Quella scena dimostra chiaramente che l'argomentazione di Selmo è
completamente falsa. Le barrel bombs producono crateri rotondi molto
grandi, larghi almeno 8 metri e profondi più di 3 metri, e l’incavo
rettangolare mostrato nel video non assomiglia per niente al cratere
di una barrel
bomb.
Hussein
Badawi, direttore locale dei White
Helmets a Urum
al-Kubra, ma nettamente di grado inferiore a Selmo nella gerarchia
dell'organizzazione, è apparso accanto a Selmo in un segmento del
video fatto quella notte: un’apparizione breve e silenziosa, ma in
un altro video dei White
Helmets tradotto
dall'arabo all’inglese contraddice direttamente l'affermazione di
Selmo che in quella notte le prime esplosioni furono di barrel bombs.
Egli le descrive non come attacchi aerei, ma come "quattro razzi
consecutivi" vicino al centro del complesso della Mezzaluna
Rossa a Urum al-Kubra.
Nessun'altra
prova visiva di un cratere generato da una barrel bomb è venuta alla
luce. A sostegno dell’affermazione di Selmo, l’équipe
di intelligence russa sul conflitto, destinata alla confutazione
delle informazioni governative, potrebbe
citare solo il fotogramma in cui lui solleva quell’unico pezzo di
metallo.
Il
sito Bellingcat, il cui fondatore Eliot Higgins - membro non
residente dell’anti-russo Atlantic
Council finanziato
dal Dipartimento di Stato USA, che non ha alcuna competenza tecnica
sulle munizioni - indica lo stesso fotogramma. Higgins afferma che il
pezzo di metallo proviene da un "cratere" citando una
seconda fotografia che, secondo lui, mostrerebbe un "cratere
riparato" nella strada accanto a un camion bruciato. Ma la parte
che nella fotografia sembra ricoperta di terra fresca è lunga
chiaramente circa un metro e larga un po’ più di sessanta
centimetri, quindi di gran lunga troppo piccola per essere la prova
dell’esplosione di una barrel bomb.
La
squadra dei White Helmets di Selmo ha anche distribuito a Bellingcat
e agli organi di stampa qualcosa che ad una prima occhiata sembra la
prova visiva di attacchi aerei siriani e russi: la pinna
accartocciata di una bomba russa OFAB-250, che si può vedere in una
fotografia scattata all'interno di un capannone. Secondo Bellingcat,
le fotografie proverebbero che i Russi impiegarono quella bomba
nell’attacco al convoglio di aiuti umanitari, ma la fotografia
della pinna OFAB come prova di un attacco aereo è estremamente
improbabile. Se una bomba OFAB-250 fosse realmente esplosa in quel
punto avrebbe lasciato un cratere molto più grande di quello della
fotografia.

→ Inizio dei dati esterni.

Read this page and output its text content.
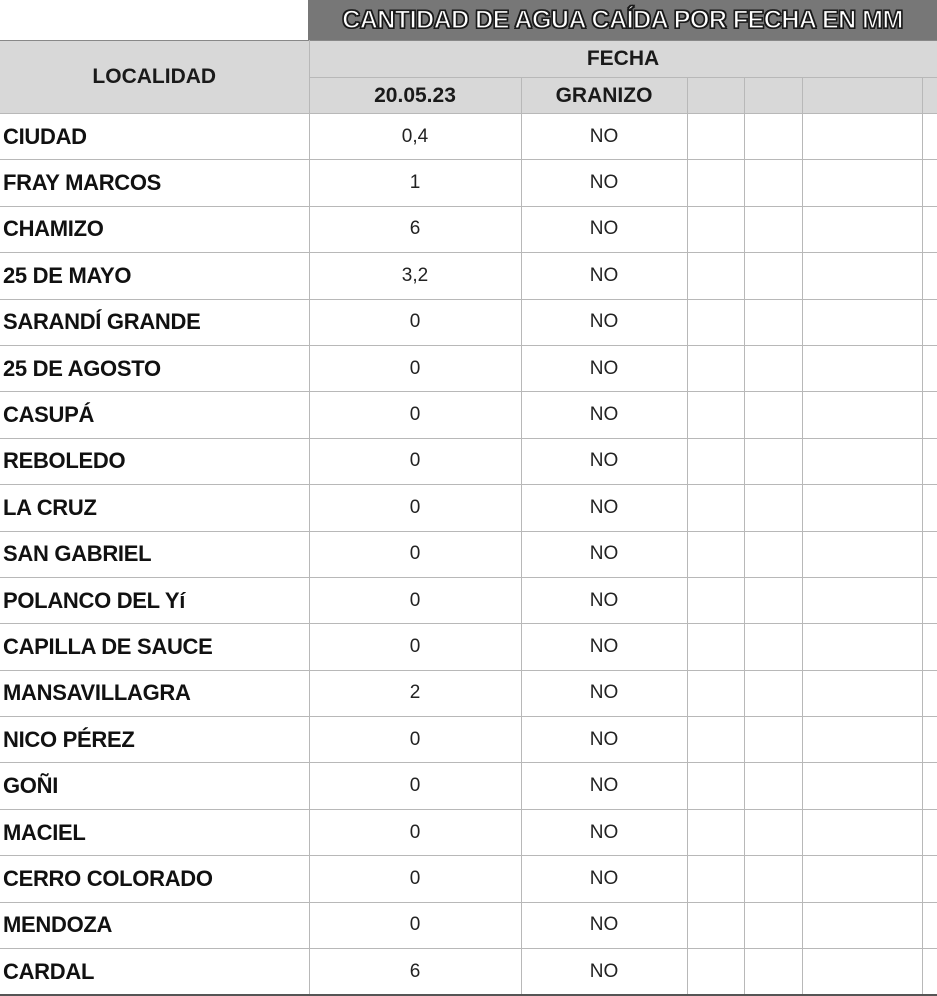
CANTIDAD DE AGUA CAÍDA POR FECHA EN MM
LOCALIDAD	FECHA					
	20.05.23	GRANIZO				
CIUDAD	0,4	NO				
FRAY MARCOS	1	NO				
CHAMIZO	6	NO				
25 DE MAYO	3,2	NO				
SARANDÍ GRANDE	0	NO				
25 DE AGOSTO	0	NO				
CASUPÁ	0	NO				
REBOLEDO	0	NO				
LA CRUZ	0	NO				
SAN GABRIEL	0	NO				
POLANCO DEL Yí	0	NO				
CAPILLA DE SAUCE	0	NO				
MANSAVILLAGRA	2	NO				
NICO PÉREZ	0	NO				
GOÑI	0	NO				
MACIEL	0	NO				
CERRO COLORADO	0	NO				
MENDOZA	0	NO				
CARDAL	6	NO				
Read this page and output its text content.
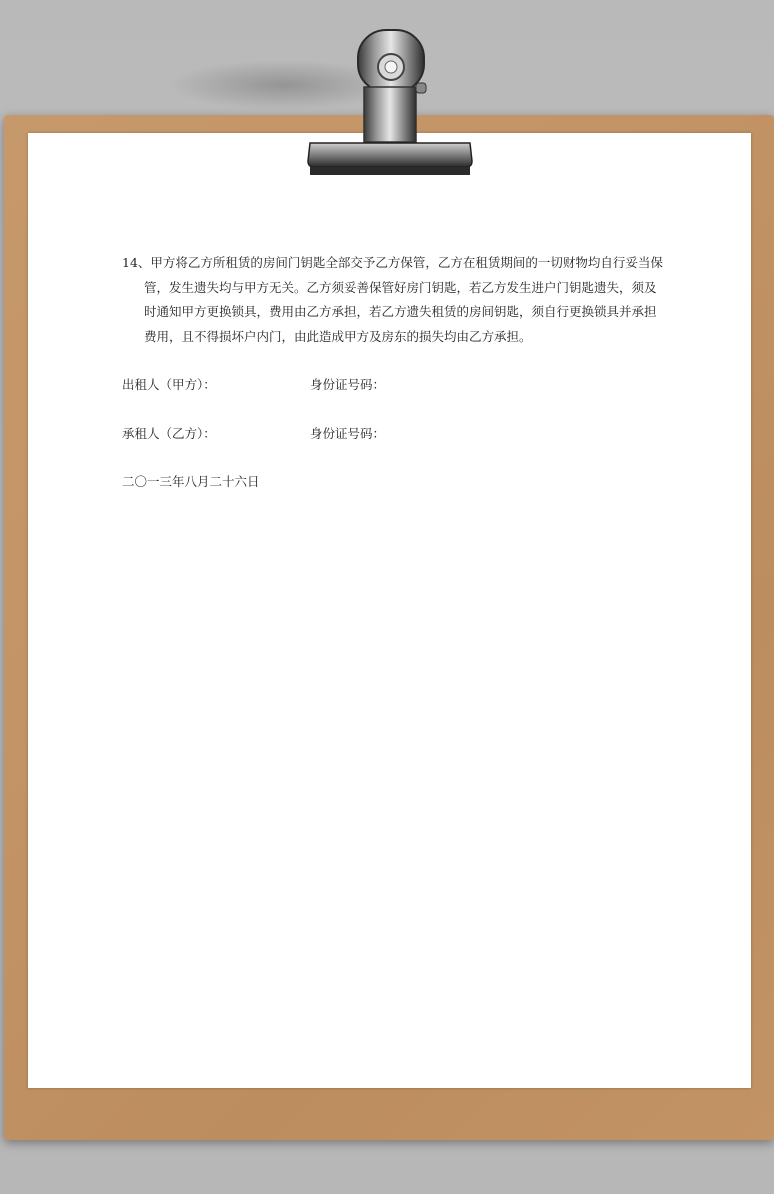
14、甲方将乙方所租赁的房间门钥匙全部交予乙方保管，乙方在租赁期间的一切财物均自行妥当保
管，发生遗失均与甲方无关。乙方须妥善保管好房门钥匙，若乙方发生进户门钥匙遗失，须及
时通知甲方更换锁具，费用由乙方承担，若乙方遗失租赁的房间钥匙，须自行更换锁具并承担
费用，且不得损坏户内门，由此造成甲方及房东的损失均由乙方承担。
出租人（甲方）：	身份证号码：
承租人（乙方）：	身份证号码：
二〇一三年八月二十六日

La regola standard generale è che un OFAB-250, come
qualsiasi altra bomba convenzionale di 250 kg, avrebbe fatto un
cratere di 7-11 metri di larghezza e 3-4 metri di profondità. La
grandezza del suo cratere è evidente in un video di una giornalista
russa accanto ad uno di essi dopo la battaglia contro l’ISIS a
Palmira.
Inoltre,
nella fotografia la parete a poca distanza dal punto di impatto
supposto non fu colpita dalla bomba. Questo indica che nessuna
OFAB-250 fu lanciata in quel punto, oppure che si tratta di un falso.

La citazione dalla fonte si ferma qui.